“Itu proses yang menyakitkan. Telapak tanganku melepuh dan kapur tulis selalu jatuh ke lantai,” tutur Chen.
(Baca juga: Guru Ini Menjadikan Seluruh Murid Kelas yang Keterbelakangan Mental sebagai Pembawa Bunga di Pernikahannya)
Walau begitu, kondisi itu tidak menghalangi sang guru untuk memastikan anak-anak mendapat pendidikan yang layak.
Sebaliknya, ia menghadapi semua rintangan yang dihadapi, seperti bagaimana ia harus menghilangkan aksennya.
Ia juga berbicara bahasa Mandarin standar untuk mengajar pinyin atau alphabet fonetik bahasa China bagi para muridnya.
Selain itu, guru Chen juga harus bangun lebih pagi dan berjalan kaki sejauh lebih dari 10 kilometer.
Tujuannya, untuk mengamati dan mempelajari cara guru mengajar di sekolah lain, sebelum ia kembali ke sekolahnya sendiri untuk mengajar para murid.
Diketahui sekolah tempat Chen mengajar terletak di sebuah lereng bukit di daerah Liulin County, sangat berbeda dibandingkan 20 tahun lalu.
Sebelumnya, sekolah yang berlantai dua itu memiliki lebih dari 100 murid.

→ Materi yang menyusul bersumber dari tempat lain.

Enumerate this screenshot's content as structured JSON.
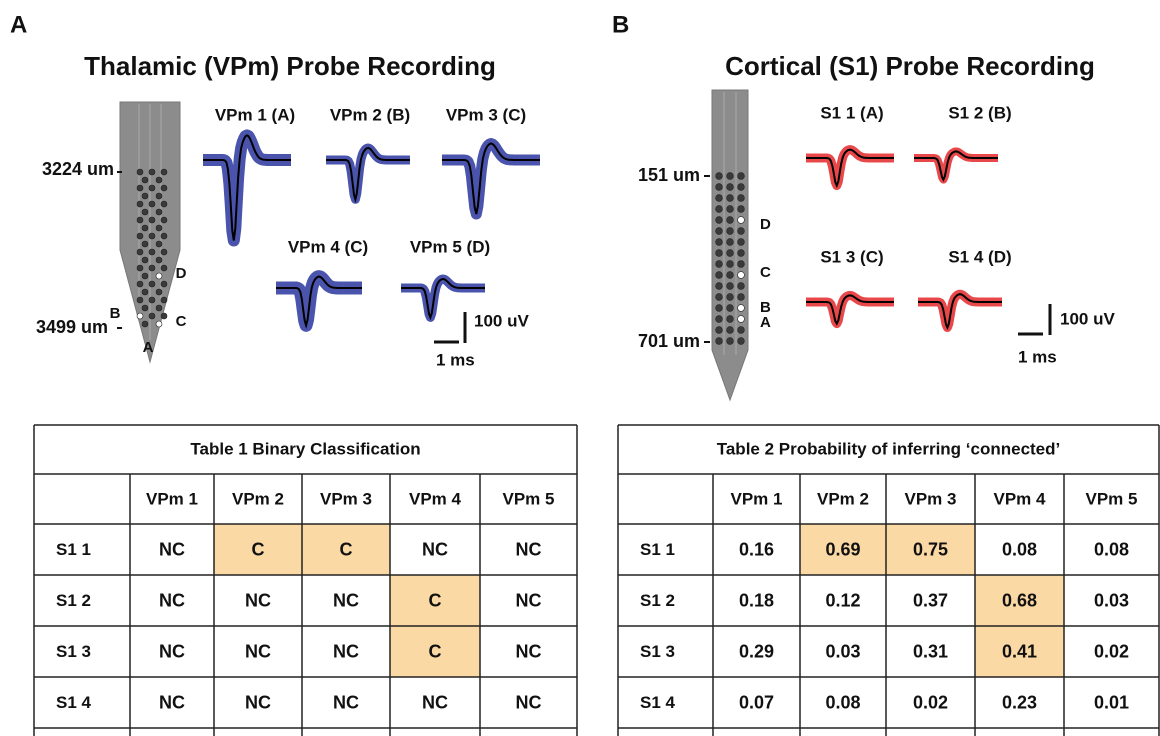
{
  "panels": [
    {
      "letter": "A",
      "title": "Thalamic (VPm) Probe Recording",
      "color": "#2e3192",
      "trace_color": "#4a54ac",
      "depth_top": "3224 um",
      "depth_bottom": "3499 um",
      "sites": [
        "A",
        "B",
        "C",
        "D"
      ],
      "units": [
        "VPm 1 (A)",
        "VPm 2 (B)",
        "VPm 3 (C)",
        "VPm 4 (C)",
        "VPm 5 (D)"
      ],
      "scale_y": "100 uV",
      "scale_x": "1 ms"
    },
    {
      "letter": "B",
      "title": "Cortical (S1) Probe Recording",
      "color": "#e52421",
      "trace_color": "#e8484a",
      "depth_top": "151 um",
      "depth_bottom": "701 um",
      "sites": [
        "A",
        "B",
        "C",
        "D"
      ],
      "units": [
        "S1 1 (A)",
        "S1 2 (B)",
        "S1 3 (C)",
        "S1 4 (D)"
      ],
      "scale_y": "100 uV",
      "scale_x": "1 ms"
    }
  ],
  "tables": [
    {
      "title": "Table 1 Binary Classification",
      "highlight_color": "#fbd9a5",
      "columns": [
        "VPm 1",
        "VPm 2",
        "VPm 3",
        "VPm 4",
        "VPm 5"
      ],
      "rows": [
        {
          "label": "S1 1",
          "cells": [
            "NC",
            "C",
            "C",
            "NC",
            "NC"
          ],
          "highlighted": [
            1,
            2
          ]
        },
        {
          "label": "S1 2",
          "cells": [
            "NC",
            "NC",
            "NC",
            "C",
            "NC"
          ],
          "highlighted": [
            3
          ]
        },
        {
          "label": "S1 3",
          "cells": [
            "NC",
            "NC",
            "NC",
            "C",
            "NC"
          ],
          "highlighted": [
            3
          ]
        },
        {
          "label": "S1 4",
          "cells": [
            "NC",
            "NC",
            "NC",
            "NC",
            "NC"
          ],
          "highlighted": []
        }
      ]
    },
    {
      "title": "Table 2 Probability of inferring ‘connected’",
      "highlight_color": "#fbd9a5",
      "columns": [
        "VPm 1",
        "VPm 2",
        "VPm 3",
        "VPm 4",
        "VPm 5"
      ],
      "rows": [
        {
          "label": "S1 1",
          "cells": [
            "0.16",
            "0.69",
            "0.75",
            "0.08",
            "0.08"
          ],
          "highlighted": [
            1,
            2
          ]
        },
        {
          "label": "S1 2",
          "cells": [
            "0.18",
            "0.12",
            "0.37",
            "0.68",
            "0.03"
          ],
          "highlighted": [
            3
          ]
        },
        {
          "label": "S1 3",
          "cells": [
            "0.29",
            "0.03",
            "0.31",
            "0.41",
            "0.02"
          ],
          "highlighted": [
            3
          ]
        },
        {
          "label": "S1 4",
          "cells": [
            "0.07",
            "0.08",
            "0.02",
            "0.23",
            "0.01"
          ],
          "highlighted": []
        }
      ]
    }
  ]
}
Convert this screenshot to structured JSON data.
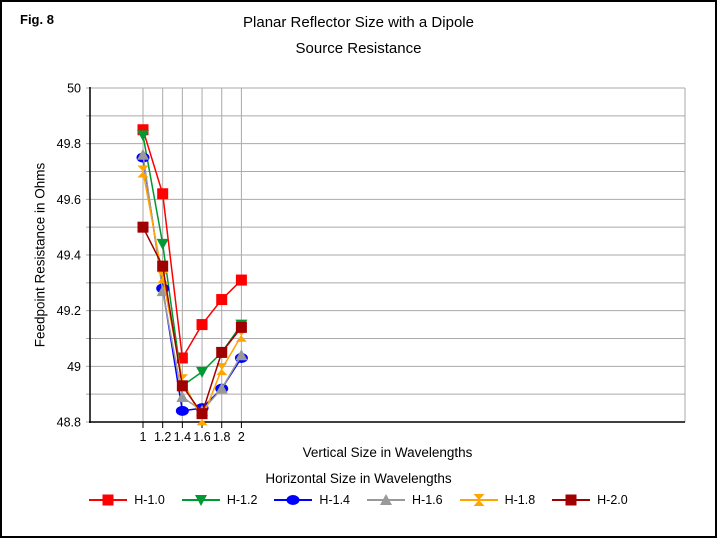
{
  "figure": {
    "label": "Fig. 8"
  },
  "title": {
    "line1": "Planar Reflector Size with a Dipole",
    "line2": "Source Resistance"
  },
  "colors": {
    "background": "#FFFFFF",
    "border": "#000000",
    "grid": "#AAAAAA",
    "axis": "#000000"
  },
  "chart_data": {
    "type": "line",
    "title": "Planar Reflector Size with a Dipole Source Resistance",
    "xlabel": "Vertical Size in Wavelengths",
    "ylabel": "Feedpoint Resistance in Ohms",
    "legend_title": "Horizontal Size in Wavelengths",
    "legend_position": "bottom",
    "grid": true,
    "ylim": [
      48.8,
      50
    ],
    "y_minor_step": 0.1,
    "x_ticks": [
      1,
      1.2,
      1.4,
      1.6,
      1.8,
      2
    ],
    "x_tick_labels": [
      "1",
      "1.2",
      "1.4",
      "1.6",
      "1.8",
      "2"
    ],
    "y_major_ticks": [
      50,
      49.8,
      49.6,
      49.4,
      49.2,
      49,
      48.8
    ],
    "y_tick_labels": [
      "50",
      "49.8",
      "49.6",
      "49.4",
      "49.2",
      "49",
      "48.8"
    ],
    "x": [
      1,
      1.2,
      1.4,
      1.6,
      1.8,
      2
    ],
    "series": [
      {
        "name": "H-1.0",
        "color": "#FF0000",
        "marker": "square",
        "values": [
          49.85,
          49.62,
          49.03,
          49.15,
          49.24,
          49.31
        ]
      },
      {
        "name": "H-1.2",
        "color": "#009933",
        "marker": "triangle-down",
        "values": [
          49.83,
          49.44,
          48.93,
          48.98,
          49.05,
          49.15
        ]
      },
      {
        "name": "H-1.4",
        "color": "#0000FF",
        "marker": "circle",
        "values": [
          49.75,
          49.28,
          48.84,
          48.85,
          48.92,
          49.03
        ]
      },
      {
        "name": "H-1.6",
        "color": "#999999",
        "marker": "triangle-up",
        "values": [
          49.76,
          49.27,
          48.89,
          48.84,
          48.92,
          49.04
        ]
      },
      {
        "name": "H-1.8",
        "color": "#FFA500",
        "marker": "hourglass",
        "values": [
          49.7,
          49.32,
          48.95,
          48.81,
          48.99,
          49.11
        ]
      },
      {
        "name": "H-2.0",
        "color": "#A00000",
        "marker": "square",
        "values": [
          49.5,
          49.36,
          48.93,
          48.83,
          49.05,
          49.14
        ]
      }
    ]
  }
}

Kini, hanya ada 7 murid yang datang ke sekolah setiap harinya, dengan tiga dari tujuh murid itu masih kanak-kanak.
Kebanyakan murid dilaporkan telah pindah bersama orangtua mereka yang bermigrasi ke perkotaan untuk bekerja.
Data pemerintah setempat memperlihatkan sekitar 60% anak usia 6 hingga 15 tahun pindah bersama orangtua mereka yang menjadi buruh migran sejak 2013.